Anyone who has walked into a Martha Whittington exhibition in Atlanta over the past several years might be surprised by her current solo show, “With the Grain: Works on Paper,” at Sandler Hudson Gallery. While her previous shows featured large sculptural objects within installations or environments that included audio and video accompaniment and even human performers, “With the Grain” is a series of mostly small works that simply seek to explore the form and beauty of wood.
Whittington is known for immersing herself in a celebration of her materials. The pieces in this exhibition are created with her signature precision and perfectionism, but the weighty themes that often characterize her installations — themes of death, mystical archetypes, mindless labor, cultural assimilation — are absent. In “With the Grain,” Whittington’s creative purpose is to make art that stands on its own as a thing of beauty.
Most of the works in the show are framed and wall-mounted, with the exception of a trio of aluminum and mahogany sculptures in the center of the intimate gallery space. In the smaller pieces, Whittington takes white Reeves BFK paper and golden-brown mahogany and crafts them into spare, clean, geometric shapes that are then mounted on cream linen and framed in bleached pine. The overall effect calls to mind midcentury Scandinavian design with its emphasis on minimalist objects made of wood and natural fibers.
There are several recurring shapes in these constructions. One shape is a white paper “plank” that she devised by hand-embossing wood on pieces of BFK, permeating the paper with a ghostly grain. The planks in one piece, titled MT1115, are connected to each other in a way that suggests mortise and tenon joints. In BJ515 and BJ315, the paper planks are joined by mahogany bowtie keys, the wood pieces cut paper-thin, the paper planks embossed with wood grain. Whittington is playing with the fundamental relationship between the materials, the result being artworks that contain a quiet simplicity and sometimes a bit of irony.
Another common element in Whittington’s constructions is the mahogany tree/branch. MB315 is an arrangement of three of these branches. The 6-foot-tall mahogany rods are narrow and perfectly straight except for small dowels that extend out from them like sawed-off twigs. The shapes are so pared down to their essence as to be almost abstract. In QB215, Whittington hand-cut two 9-by-8-inch mahogany blocks on top of which she placed a tiny tree, like an abstracted memory of what the block of wood used to be.
In a 2014 interview with BURNAWAY, Whittington talked about her process-focused approach to her art and her devotion to research. She said, “It becomes all about the material, the ability to manipulate and the countless hours of research on the subject matter. I love to research things!” When she embarked on “With the Grain,” she delved into paper art forms and discovered quilling, a Victorian craft that involves rolling paper into tight spirals and using them to make shapes and designs. She then quilled BFK paper into small, medium, and large spirals, which appear most notably in TRQ315, where the viewer has the “aha!” moment realizing the quilled paper represents tree stumps. Once again, the work is light-heartedly self-referential. To solidify the reference, Whittington placed a tiny golden-brown tree/branch next to each white quilled stump.

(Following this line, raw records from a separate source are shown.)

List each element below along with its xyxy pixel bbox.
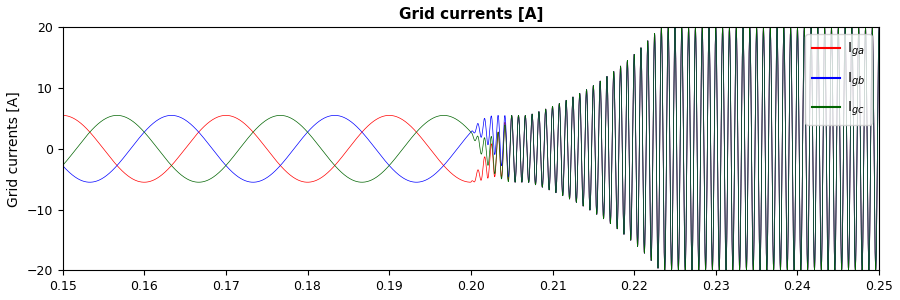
Title: Grid currents [A]: Grid currents [A] xyxy=(399,7,543,22)
I$_{gb}$ xyxy=(61,168,72,171)
Line: I$_{gc}$: I$_{gc}$ xyxy=(63,27,879,270)
I$_{gc}$ xyxy=(874,26,885,29)
I$_{ga}$ xyxy=(58,114,68,117)
I$_{gb}$ xyxy=(58,164,68,167)
I$_{gc}$ xyxy=(456,122,467,125)
I$_{gb}$ xyxy=(831,225,842,228)
I$_{gc}$ xyxy=(61,160,72,163)
I$_{gc}$ xyxy=(217,167,228,171)
I$_{ga}$ xyxy=(874,26,885,29)
I$_{gb}$ xyxy=(106,169,117,173)
I$_{gb}$ xyxy=(91,179,102,183)
I$_{ga}$ xyxy=(106,157,117,161)
I$_{gb}$ xyxy=(874,26,885,29)
I$_{ga}$ xyxy=(456,178,467,182)
I$_{ga}$ xyxy=(863,268,874,272)
I$_{gc}$ xyxy=(863,268,874,272)
I$_{ga}$ xyxy=(61,114,72,118)
I$_{gc}$ xyxy=(106,114,117,118)
Legend: I$_{ga}$, I$_{gb}$, I$_{gc}$: I$_{ga}$, I$_{gb}$, I$_{gc}$ xyxy=(806,34,872,125)
I$_{ga}$ xyxy=(217,114,228,117)
Y-axis label: Grid currents [A]: Grid currents [A] xyxy=(7,91,21,207)
I$_{ga}$ xyxy=(831,225,842,228)
I$_{gb}$ xyxy=(863,268,874,272)
I$_{gc}$ xyxy=(91,124,102,127)
I$_{gc}$ xyxy=(58,164,68,167)
I$_{gc}$ xyxy=(831,225,842,228)
I$_{ga}$ xyxy=(91,138,102,142)
Line: I$_{ga}$: I$_{ga}$ xyxy=(63,27,879,270)
I$_{gb}$ xyxy=(217,160,228,164)
I$_{gb}$ xyxy=(456,141,467,145)
Line: I$_{gb}$: I$_{gb}$ xyxy=(63,27,879,270)
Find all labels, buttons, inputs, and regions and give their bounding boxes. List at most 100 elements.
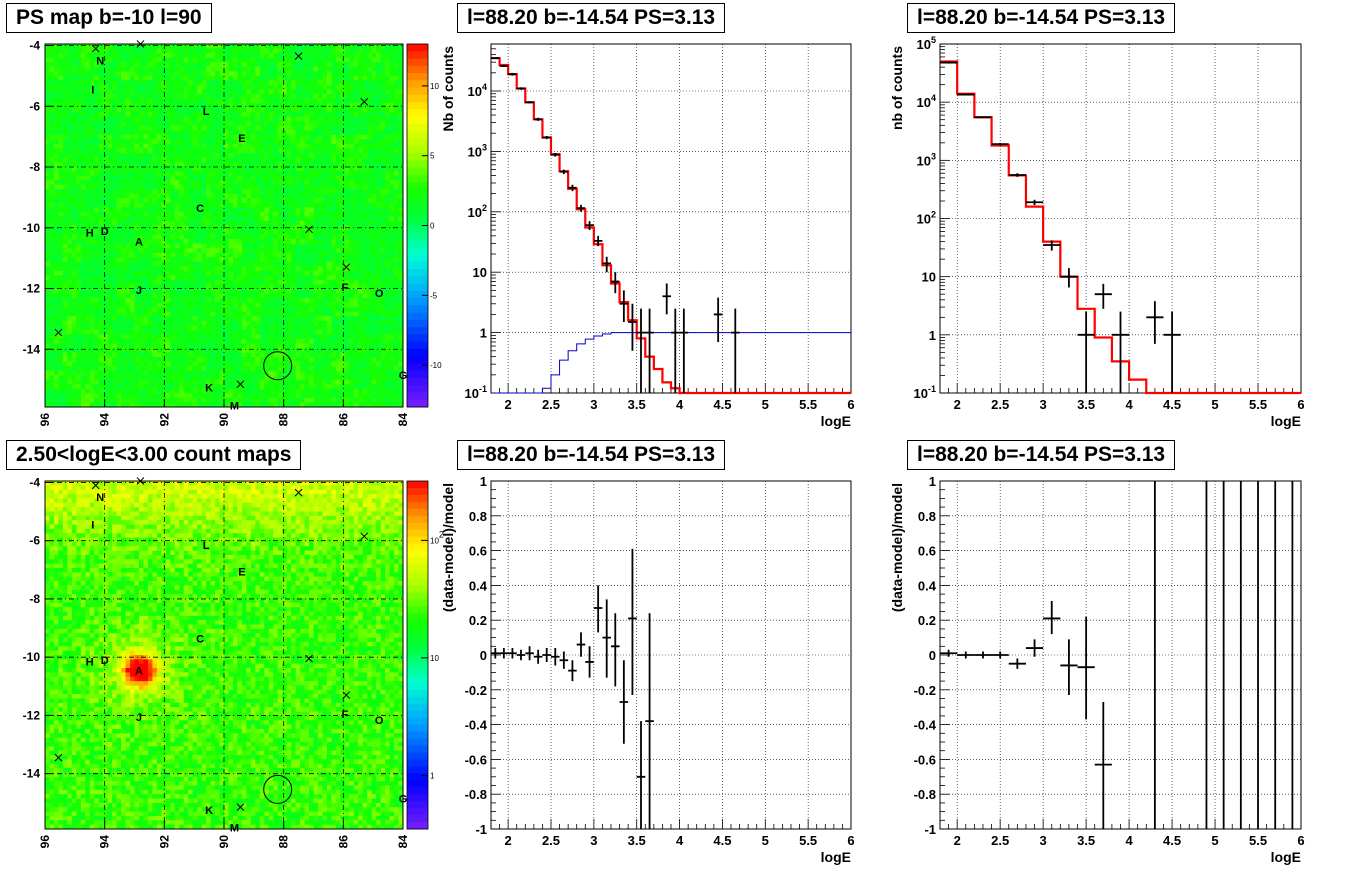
- data-point: [1060, 268, 1078, 288]
- x-tick-label: 4.5: [713, 833, 731, 848]
- source-marker: [305, 654, 313, 663]
- y-tick-label: 1: [480, 474, 487, 489]
- x-tick-label: 4: [1125, 397, 1133, 412]
- data-point: [940, 649, 958, 657]
- x-tick-label: 84: [396, 413, 410, 427]
- title-residual-left: l=88.20 b=-14.54 PS=3.13: [457, 440, 726, 470]
- y-tick-label: -8: [29, 592, 40, 606]
- source-label: I: [91, 85, 94, 97]
- y-tick-label: -0.6: [914, 752, 936, 767]
- data-point: [1163, 311, 1181, 393]
- source-marker: [91, 481, 100, 490]
- colorbar-tick-label: 10: [430, 654, 439, 663]
- y-tick-label: 104: [468, 82, 487, 99]
- y-axis-label: (data-model)/model: [889, 483, 905, 612]
- heatmap-cells: [45, 481, 404, 830]
- series-model: [491, 57, 851, 395]
- x-tick-label: 4.5: [1163, 397, 1181, 412]
- source-label: A: [135, 236, 143, 248]
- colorbar-tick-label: 1: [430, 771, 435, 780]
- x-tick-label: 84: [396, 835, 410, 849]
- y-tick-label: 0: [480, 648, 487, 663]
- source-label: I: [91, 520, 94, 532]
- source-marker: [236, 803, 245, 812]
- data-point: [974, 651, 992, 659]
- source-label: O: [375, 715, 384, 727]
- x-tick-label: 2: [505, 397, 512, 412]
- data-point: [957, 93, 975, 96]
- source-label: H: [86, 227, 94, 239]
- data-point: [559, 651, 569, 669]
- y-tick-label: -14: [23, 342, 41, 356]
- data-point: [551, 648, 560, 666]
- source-label: L: [203, 540, 210, 552]
- colorbar-tick-label: 102: [430, 529, 444, 545]
- data-point: [542, 648, 551, 662]
- data-point: [1025, 639, 1044, 657]
- colorbar-tick-label: -10: [430, 361, 442, 370]
- source-marker: [360, 532, 369, 541]
- title-spectrum-left: l=88.20 b=-14.54 PS=3.13: [457, 3, 726, 33]
- y-tick-label: 0.6: [918, 544, 936, 559]
- source-marker: [236, 380, 245, 389]
- x-tick-label: 5: [1211, 397, 1218, 412]
- colorbar-tick-label: 5: [430, 152, 435, 161]
- y-tick-label: -0.4: [465, 718, 488, 733]
- y-tick-label: 103: [917, 151, 936, 168]
- source-label: M: [230, 823, 239, 835]
- x-tick-label: 3: [1040, 833, 1047, 848]
- data-point: [611, 613, 620, 687]
- x-tick-label: 86: [336, 413, 350, 427]
- y-tick-label: 10-1: [914, 384, 936, 401]
- title-countmap: 2.50<logE<3.00 count maps: [6, 440, 302, 470]
- source-marker: [294, 488, 303, 497]
- source-label: G: [399, 370, 408, 382]
- y-tick-label: 1: [929, 328, 936, 343]
- source-label: C: [196, 633, 204, 645]
- x-tick-label: 4: [676, 833, 684, 848]
- source-label: O: [375, 288, 384, 300]
- data-point: [525, 101, 534, 104]
- y-tick-label: -6: [29, 99, 40, 113]
- x-tick-label: 6: [847, 397, 854, 412]
- data-point: [974, 116, 992, 119]
- source-marker: [305, 225, 313, 234]
- panel-spec2: 2 2.5 3 3.5 4 4.5 5 5.5 6 10-1 1 10 102 103 104 105 logE…: [889, 35, 1305, 429]
- panel-spec1: 2 2.5 3 3.5 4 4.5 5 5.5 6 10-1 1 10 102 103 104 logE Nb …: [440, 43, 855, 429]
- data-point: [559, 169, 569, 175]
- x-tick-label: 6: [1297, 833, 1304, 848]
- data-point: [628, 548, 637, 696]
- y-tick-label: 0.4: [918, 578, 937, 593]
- x-tick-label: 3.5: [1077, 397, 1095, 412]
- source-label: J: [136, 285, 142, 297]
- colorbar: 10 5 0 -5 -10: [406, 43, 442, 408]
- y-tick-label: -0.8: [465, 787, 487, 802]
- source-label: H: [86, 657, 94, 669]
- x-tick-label: 5: [762, 833, 769, 848]
- data-points: [491, 548, 654, 829]
- source-label: K: [205, 382, 213, 394]
- x-tick-label: 4.5: [713, 397, 731, 412]
- heatmap-cells: [45, 44, 404, 408]
- data-point: [593, 585, 603, 633]
- title-residual-right: l=88.20 b=-14.54 PS=3.13: [907, 440, 1176, 470]
- x-tick-label: 92: [157, 413, 171, 427]
- x-tick-label: 5.5: [1249, 833, 1267, 848]
- data-point: [1146, 301, 1164, 344]
- y-axis-label: Nb of counts: [440, 46, 456, 132]
- x-tick-label: 94: [98, 835, 112, 849]
- data-point: [533, 117, 543, 121]
- source-label: C: [196, 203, 204, 215]
- plot-grid: [491, 44, 852, 394]
- x-tick-label: 96: [38, 835, 52, 849]
- x-tick-label: 5.5: [799, 833, 817, 848]
- x-tick-label: 2.5: [991, 397, 1009, 412]
- source-label: N: [96, 492, 104, 504]
- data-point: [713, 297, 723, 342]
- plot-frame: [490, 43, 852, 394]
- y-tick-label: 102: [468, 203, 487, 220]
- source-label: M: [230, 400, 239, 412]
- data-points: [940, 61, 1181, 393]
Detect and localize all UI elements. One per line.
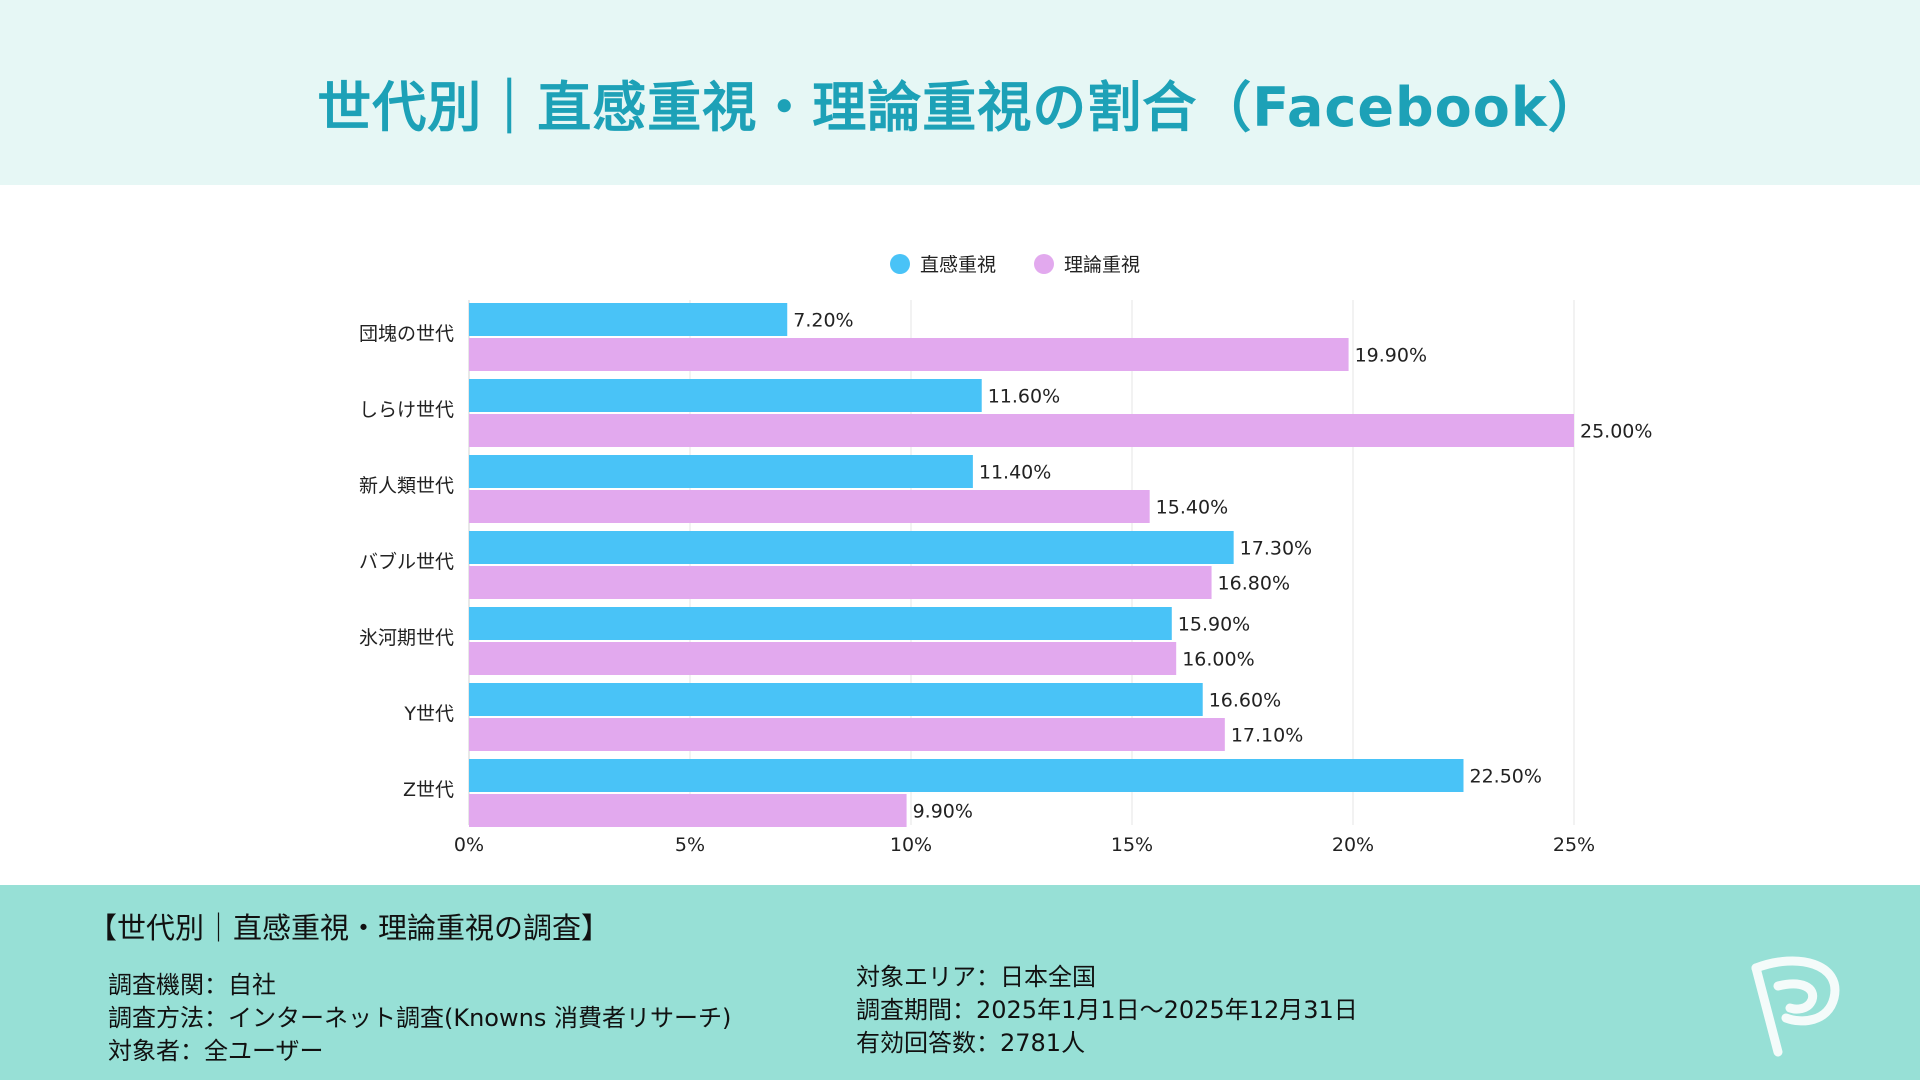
data-label: 22.50% (1470, 766, 1542, 788)
bar (469, 794, 907, 827)
bar (469, 414, 1574, 447)
survey-method: 調査方法：インターネット調査(Knowns 消費者リサーチ) (108, 1004, 732, 1032)
data-label: 9.90% (913, 801, 973, 823)
survey-info-left: 調査機関：自社 調査方法：インターネット調査(Knowns 消費者リサーチ) 対… (108, 969, 731, 1068)
survey-title: 【世代別｜直感重視・理論重視の調査】 (88, 911, 611, 945)
category-label: 団塊の世代 (359, 323, 454, 345)
x-tick-label: 15% (1111, 834, 1153, 856)
data-label: 16.60% (1209, 690, 1281, 712)
x-tick-label: 20% (1332, 834, 1374, 856)
data-label: 17.30% (1240, 538, 1312, 560)
x-tick-label: 0% (454, 834, 484, 856)
x-tick-label: 10% (890, 834, 932, 856)
survey-info-right: 対象エリア：日本全国 調査期間：2025年1月1日〜2025年12月31日 有効… (856, 961, 1358, 1060)
bar (469, 642, 1177, 675)
page-title: 世代別｜直感重視・理論重視の割合（Facebook） (317, 76, 1603, 139)
data-label: 25.00% (1580, 421, 1652, 443)
chart-area: 0% 5% 10% 15% 20% 25% 団塊の世代 7.20% 19.90% しらけ世代 11.… (0, 185, 1920, 885)
data-label: 16.80% (1218, 573, 1290, 595)
legend-marker (890, 254, 910, 274)
category-label: バブル世代 (359, 550, 454, 573)
bar (469, 490, 1150, 523)
bar (469, 566, 1212, 599)
data-label: 19.90% (1355, 345, 1427, 367)
survey-responses: 有効回答数：2781人 (856, 1029, 1086, 1057)
survey-agency: 調査機関：自社 (108, 971, 276, 999)
data-label: 15.40% (1156, 497, 1228, 519)
category-label: Z世代 (403, 779, 454, 801)
category-label: 新人類世代 (359, 475, 454, 497)
survey-area: 対象エリア：日本全国 (856, 963, 1096, 991)
bar (469, 303, 788, 336)
bar (469, 759, 1464, 792)
category-label: 氷河期世代 (359, 627, 454, 649)
data-label: 11.60% (988, 386, 1060, 408)
x-tick-label: 5% (675, 834, 705, 856)
legend-marker (1034, 254, 1054, 274)
legend-label: 理論重視 (1064, 254, 1140, 276)
header (0, 0, 1920, 185)
data-label: 7.20% (793, 310, 853, 332)
bar-chart: 0% 5% 10% 15% 20% 25% 団塊の世代 7.20% 19.90% しらけ世代 11.… (359, 254, 1652, 856)
bar (469, 338, 1349, 371)
bar (469, 718, 1225, 751)
bar (469, 455, 973, 488)
x-tick-label: 25% (1553, 834, 1595, 856)
footer: 【世代別｜直感重視・理論重視の調査】 調査機関：自社 調査方法：インターネット調… (0, 885, 1920, 1080)
data-label: 17.10% (1231, 725, 1303, 747)
bar (469, 607, 1172, 640)
category-label: しらけ世代 (359, 399, 454, 421)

Four of the most striking pieces in the show are squares of embossed paper with hand-cut geometric shapes within a circular center. The circles represent saw blades, and the shapes inside them are the various cuts of wood the blades create. Obviously, Whittington is deeply drawn to trees, but she doesn’t hug trees so much as embrace the process that enables her to transform the tree’s essence. In “With the Grain,” she creates art that is as much about the beauty of the tools and the labor involved in working with wood as it is about the beauty of the wood itself.
Martha Whittington’s “With the Grain: Works on Paper” is at Sandler Hudson Gallery through March 5.
Caroline Stover is a resident of Atlanta who works in publishing.